URL Encoder / Decoder
Paste a URL, query value, or any text and instantly percent-encode or decode it. Switch between Component mode (a single value) and Full URL mode (a whole link), then copy the result with one tap. Everything runs in your browser — nothing is uploaded.
What is the URL Encoder / Decoder?
The URL Encoder / Decoder turns any URL or query-string value into a safe,
percent-encoded string — and turns it back again. Browsers and servers only
allow a limited set of characters inside a URL, so spaces, accents, and
reserved symbols like &, ?, =, and
# have to be escaped into %XX form before they
travel over the web. This tool does that url encode and
url decode step instantly, right in your browser, with no
upload and no waiting.
Because every transformation runs locally, nothing you paste — including auth tokens, signed URLs, or query parameters — ever leaves your device. That makes it safe for the sensitive links and secrets you would never want to send to a stranger's server.
How to use it
- Paste your text, URL, or query value into the input box.
- Pick Encode or Decode.
- Pick a mode: Component (a single value like a search term or token) or Full URL (an entire link you want to keep readable).
- Read the result instantly below — it updates as you type.
- Tap Copy to grab the output.
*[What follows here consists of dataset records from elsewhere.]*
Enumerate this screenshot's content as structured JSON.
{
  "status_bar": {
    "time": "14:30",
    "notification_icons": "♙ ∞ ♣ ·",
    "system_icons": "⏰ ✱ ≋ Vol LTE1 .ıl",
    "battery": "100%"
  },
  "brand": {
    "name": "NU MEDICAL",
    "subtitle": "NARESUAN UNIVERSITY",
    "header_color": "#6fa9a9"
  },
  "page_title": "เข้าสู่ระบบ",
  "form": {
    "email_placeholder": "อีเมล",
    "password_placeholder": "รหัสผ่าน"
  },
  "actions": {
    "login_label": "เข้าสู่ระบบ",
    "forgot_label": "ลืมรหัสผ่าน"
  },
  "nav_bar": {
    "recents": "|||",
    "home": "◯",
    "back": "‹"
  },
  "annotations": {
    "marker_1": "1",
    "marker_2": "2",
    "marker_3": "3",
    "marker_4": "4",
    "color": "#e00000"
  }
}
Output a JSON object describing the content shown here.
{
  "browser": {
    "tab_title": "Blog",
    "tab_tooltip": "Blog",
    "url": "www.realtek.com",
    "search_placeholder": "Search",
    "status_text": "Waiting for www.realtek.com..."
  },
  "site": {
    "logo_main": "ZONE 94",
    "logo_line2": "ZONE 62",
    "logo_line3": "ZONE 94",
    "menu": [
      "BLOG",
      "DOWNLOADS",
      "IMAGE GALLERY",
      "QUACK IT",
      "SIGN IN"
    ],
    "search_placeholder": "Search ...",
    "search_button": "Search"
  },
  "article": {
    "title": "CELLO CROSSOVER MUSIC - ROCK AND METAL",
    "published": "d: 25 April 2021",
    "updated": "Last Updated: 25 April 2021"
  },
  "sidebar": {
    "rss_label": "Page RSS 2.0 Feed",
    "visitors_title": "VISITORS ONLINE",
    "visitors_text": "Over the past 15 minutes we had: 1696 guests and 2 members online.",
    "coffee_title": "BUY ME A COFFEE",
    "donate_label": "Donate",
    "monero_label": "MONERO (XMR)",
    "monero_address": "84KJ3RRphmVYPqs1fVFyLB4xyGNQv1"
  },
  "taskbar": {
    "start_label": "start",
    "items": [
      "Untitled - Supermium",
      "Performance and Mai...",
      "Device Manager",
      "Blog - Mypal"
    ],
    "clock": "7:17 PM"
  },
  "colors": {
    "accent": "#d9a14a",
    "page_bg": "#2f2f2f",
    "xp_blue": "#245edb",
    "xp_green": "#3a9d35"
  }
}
That is it — answer in one second, then get on with your work.
The method behind it
This tool wraps the browser's built-in, standards-compliant functions — no
custom math, no guessing. Percent-encoding works by replacing a character with
a % sign followed by its two-digit hexadecimal byte value, so a
space becomes %20 and an ampersand becomes %26.
- Component mode maps to
encodeURIComponent/decodeURIComponent. Component mode escapes reserved characters like ampersand and equals and question mark and slash, so the value is safe to drop inside a query string or path segment. - Full URL mode maps to
encodeURI/decodeURI. It leaves the characters that structure a URL (: / ? & = #) untouched and only escapes the genuinely illegal ones, so a whole link stays intact.
Examples
- Encode a search value (Component):
coffee & creambecomescoffee%20%26%20cream. - Encode a whole link (Full URL):
https://x.com/search?q=hot teabecomeshttps://x.com/search?q=hot%20tea— the://,?, and=are preserved. - Decode a query string:
name%3DJ%C3%BCrgen%26city%3DM%C3%BCnchenbecomesname=Jürgen&city=München.
Common use cases
- Building API request URLs and signed query parameters by hand.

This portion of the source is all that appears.